Task Description Focus Areas
Bracket Stack Complete bracket sequences using stack-based reasoning Working memory, sequential processing, tokenization
Word Sorting Sort word lists alphabetically with case handling String processing, sorting algorithms, repetition control
SVG Shapes Identify geometric shapes from SVG path coordinates Spatial reasoning, coordinate systems, pattern recognition
Pattern Interference Generate sequences following base patterns plus interference rules Cognitive flexibility, rule application, inhibitory control
Letter Counting Count target letters across word lists with confounding words Character-level processing, selective attention, tokenization
But-for Causation Determine necessary conditions in causal scenarios Causal reasoning, counterfactual thinking, logical inference

Difficulty Parameter Dimensions

Each task family implements multiple difficulty dimensions:

  • Length/Scale: Information load (3 words → 24 words, 8 objects → 24 objects)
  • Depth: Sequential complexity (2 levels → 32 levels of nesting)
  • Interference: Attention competition (distractors, confounders, exceptions)
  • Semantic Complexity: Distribution shift (familiar procedures in unfamiliar formats)

Task API

All ReasonScape task generators implement a standardized Task Manifold API that enables parametric test generation with type safety and schema validation.

Core Interface

Every task manifold class must implement these methods:

class TaskManifold:
    def __init__(self):
        """Initialize the task generator with any required resources"""
        self.rng = RNG()  # Random number generator

    def generate_random(self, **params) -> List[Dict[str, Any]]:
        """Generate a list of test cases with specified parameters

        Args:
            **params: Task-specific generation parameters

        Returns:
            List of test case dictionaries with 'input', 'target', and metadata
        """
        pass

    def get_generation_schema(self) -> type:
        """Return Pydantic model class defining valid generation parameters"""
        pass

    def get_result_schema(self) -> type:
        """Return Pydantic model class defining test case result structure"""
        pass

Parameter Validation with Pydantic

Task manifolds use Pydantic models for parameter validation and documentation:

class ArithmeticGenerationParams(BaseModel):
    """Schema for generate_random() arguments"""
    count: int = Field(gt=0, description="Number of test cases to generate")
    length: int = Field(ge=3, description="Number of terms")
    max_depth: int = Field(ge=1, description="Maximum bracket nesting depth")
    min_number: int = Field(default=-9, description="Minimum number value")
    max_number: int = Field(default=9, description="Maximum number value")
    prob_open: float = Field(default=0.4, ge=0, le=1, description="Probability of adding open parenthesis")

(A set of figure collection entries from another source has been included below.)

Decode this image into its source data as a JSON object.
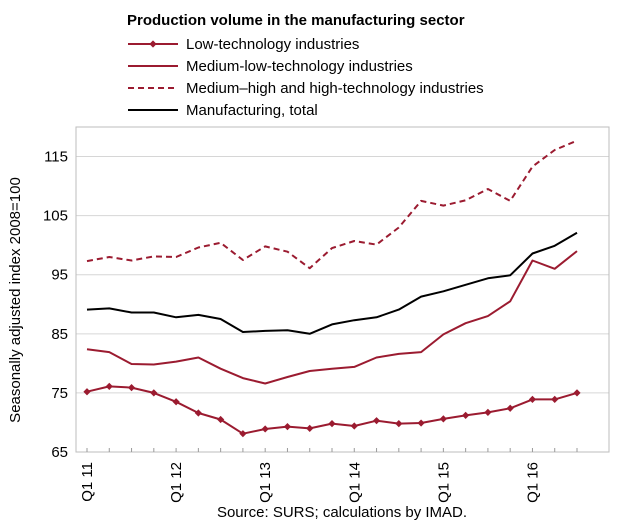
{
  "chart_data": {
    "type": "line",
    "title": "Production volume in the manufacturing sector",
    "ylabel": "Seasonally adjusted index 2008=100",
    "xlabel": "",
    "source": "Source: SURS; calculations by IMAD.",
    "ylim": [
      65,
      120
    ],
    "yticks": [
      65,
      75,
      85,
      95,
      105,
      115
    ],
    "grid": "horizontal",
    "legend_position": "top",
    "x": [
      "Q1 11",
      "Q2 11",
      "Q3 11",
      "Q4 11",
      "Q1 12",
      "Q2 12",
      "Q3 12",
      "Q4 12",
      "Q1 13",
      "Q2 13",
      "Q3 13",
      "Q4 13",
      "Q1 14",
      "Q2 14",
      "Q3 14",
      "Q4 14",
      "Q1 15",
      "Q2 15",
      "Q3 15",
      "Q4 15",
      "Q1 16",
      "Q2 16",
      "Q3 16"
    ],
    "xtick_labels": [
      "Q1 11",
      "Q1 12",
      "Q1 13",
      "Q1 14",
      "Q1 15",
      "Q1 16"
    ],
    "series": [
      {
        "name": "Low-technology industries",
        "color": "#9b1b30",
        "style": "solid-diamond",
        "values": [
          75.2,
          76.1,
          75.9,
          75.0,
          73.5,
          71.6,
          70.5,
          68.1,
          68.9,
          69.3,
          69.0,
          69.8,
          69.4,
          70.3,
          69.8,
          69.9,
          70.6,
          71.2,
          71.7,
          72.4,
          73.9,
          73.9,
          75.0
        ]
      },
      {
        "name": "Medium-low-technology industries",
        "color": "#9b1b30",
        "style": "solid",
        "values": [
          82.4,
          81.9,
          79.9,
          79.8,
          80.3,
          81.0,
          79.1,
          77.5,
          76.6,
          77.7,
          78.7,
          79.1,
          79.4,
          81.0,
          81.6,
          81.9,
          84.9,
          86.8,
          88.0,
          90.5,
          97.4,
          96.0,
          99.0
        ]
      },
      {
        "name": "Medium–high and high-technology industries",
        "color": "#9b1b30",
        "style": "dashed",
        "values": [
          97.3,
          98.0,
          97.4,
          98.1,
          98.0,
          99.6,
          100.4,
          97.5,
          99.8,
          98.9,
          96.1,
          99.5,
          100.7,
          100.1,
          103.0,
          107.5,
          106.7,
          107.6,
          109.5,
          107.5,
          113.3,
          116.1,
          117.7
        ]
      },
      {
        "name": "Manufacturing, total",
        "color": "#000000",
        "style": "solid",
        "values": [
          89.1,
          89.3,
          88.6,
          88.6,
          87.8,
          88.2,
          87.5,
          85.3,
          85.5,
          85.6,
          85.0,
          86.6,
          87.3,
          87.8,
          89.1,
          91.3,
          92.2,
          93.3,
          94.4,
          94.9,
          98.6,
          99.9,
          102.1
        ]
      }
    ]
  }
}
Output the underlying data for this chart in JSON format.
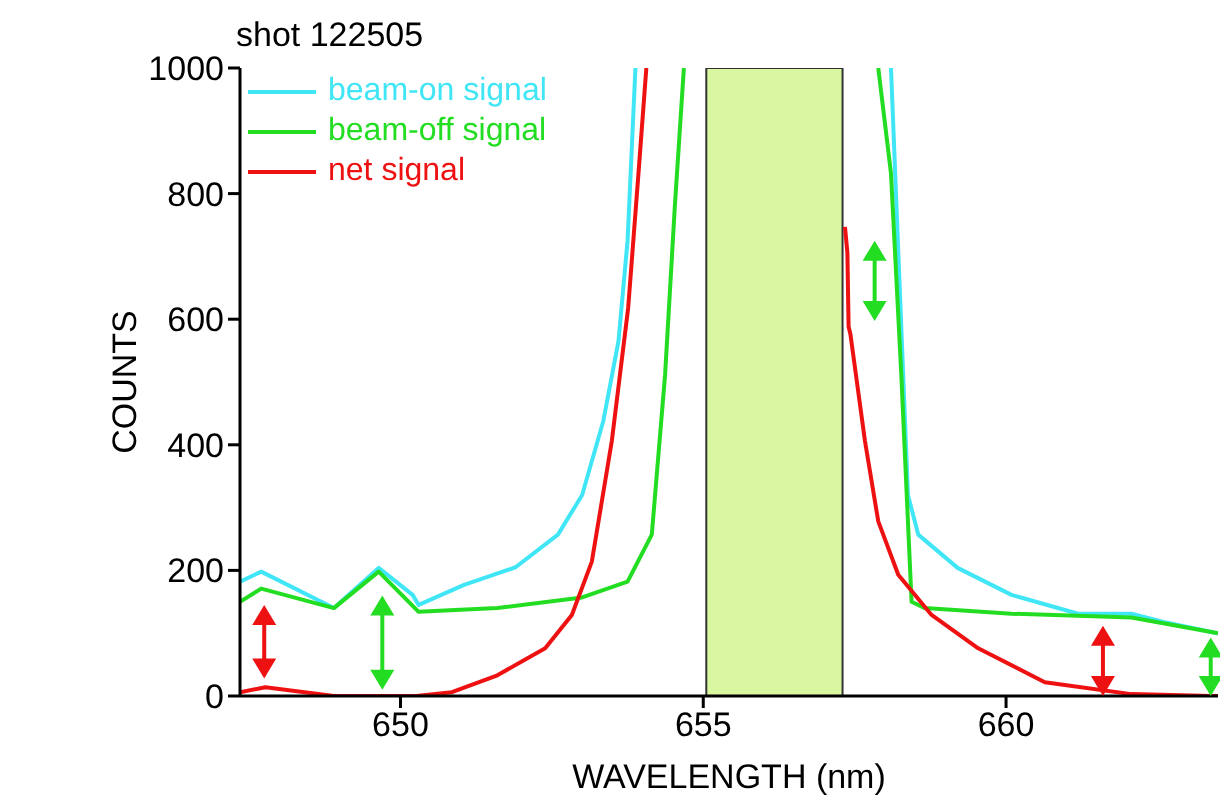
{
  "chart_data": {
    "type": "line",
    "title": "shot 122505",
    "xlabel": "WAVELENGTH (nm)",
    "ylabel": "COUNTS",
    "xlim": [
      647.35,
      663.5
    ],
    "xticks": [
      650,
      655,
      660
    ],
    "ylim": [
      0,
      1000
    ],
    "yticks": [
      0,
      200,
      400,
      600,
      800,
      1000
    ],
    "grid": false,
    "legend": "top left",
    "marker": "none",
    "line_style": "solid",
    "bands": [
      {
        "axis": "x",
        "from": 655.05,
        "to": 657.3,
        "color": "#d9f7a0"
      }
    ],
    "series": [
      {
        "name": "beam-on signal",
        "color": "#40e6f5",
        "x": [
          647.35,
          647.7,
          648.9,
          649.64,
          650.2,
          650.3,
          651.05,
          651.9,
          652.6,
          653.0,
          653.35,
          653.6,
          653.75,
          653.88,
          null,
          658.1,
          658.38,
          658.55,
          659.2,
          660.09,
          661.19,
          662.07,
          662.6,
          663.39,
          663.5
        ],
        "values": [
          182,
          198,
          140,
          204,
          161,
          145,
          177,
          205,
          257,
          320,
          438,
          565,
          725,
          1000,
          null,
          1000,
          320,
          257,
          204,
          161,
          131,
          131,
          118,
          102,
          100
        ]
      },
      {
        "name": "beam-off signal",
        "color": "#22dd22",
        "x": [
          647.35,
          647.7,
          648.9,
          649.64,
          650.3,
          651.6,
          653.0,
          653.75,
          654.15,
          654.37,
          654.53,
          654.68,
          null,
          657.89,
          658.1,
          658.27,
          658.44,
          658.66,
          660.09,
          662.07,
          663.39,
          663.5
        ],
        "values": [
          150,
          171,
          140,
          198,
          134,
          140,
          157,
          182,
          257,
          512,
          779,
          1000,
          null,
          1000,
          832,
          512,
          150,
          140,
          131,
          125,
          102,
          100
        ]
      },
      {
        "name": "net signal",
        "color": "#ee1111",
        "x": [
          647.35,
          647.77,
          648.9,
          650.26,
          650.85,
          651.6,
          652.39,
          652.83,
          653.16,
          653.49,
          653.76,
          653.93,
          654.06,
          null,
          657.34,
          657.38,
          657.4,
          657.43,
          657.67,
          657.89,
          658.22,
          658.77,
          659.54,
          660.64,
          662.07,
          663.39,
          663.5
        ],
        "values": [
          6,
          14,
          0,
          0,
          6,
          33,
          76,
          129,
          214,
          406,
          618,
          832,
          1000,
          null,
          747,
          706,
          588,
          576,
          406,
          278,
          193,
          129,
          76,
          22,
          3,
          0,
          0
        ]
      }
    ]
  }
}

class ArithmeticTestCaseResult(BaseModel):
    """Schema for generate_test_case() return value"""
    input: str = Field(description="The formatted problem text")
    target: str = Field(description="The correct answer")
    depth: int = Field(description="Bracket nesting depth reached")

Standard Test Case Format

All generate_random() methods return lists of dictionaries with these required fields:

  • input: The complete problem text presented to the LLM
  • target: The correct answer for evaluation
  • Additional metadata: Task-specific fields for analysis and filtering

Example test case:

{
    'input': '(3 + 4) * 2 - 1',
    'target': '13',
    'depth': 1,
    'reference_movies': ['Movie A', 'Movie B'],
    'selected_genres': ['Action', 'Drama']
}

Random Number Generation

Task manifolds use a seeded RNG for reproducible test generation:

def __init__(self):
    self.rng = RNG()  # Automatically seeded by runner.py

This ensures identical test cases across runs with the same seed, enabling: - Reproducible experiments across different models - Consistent difficulty manifolds for fair comparison - Deterministic debugging of specific test cases

Integration with Runner

The runner.py system automatically:

  1. Seeds RNG for reproducibility
  2. Calls generate_random() with experiment configuration
  3. Removes duplicate tests across batches
  4. Handles errors gracefully with fallback generation

The standardized API enables the ReasonScape system to treat all reasoning tasks uniformly while preserving task-specific complexity and metadata.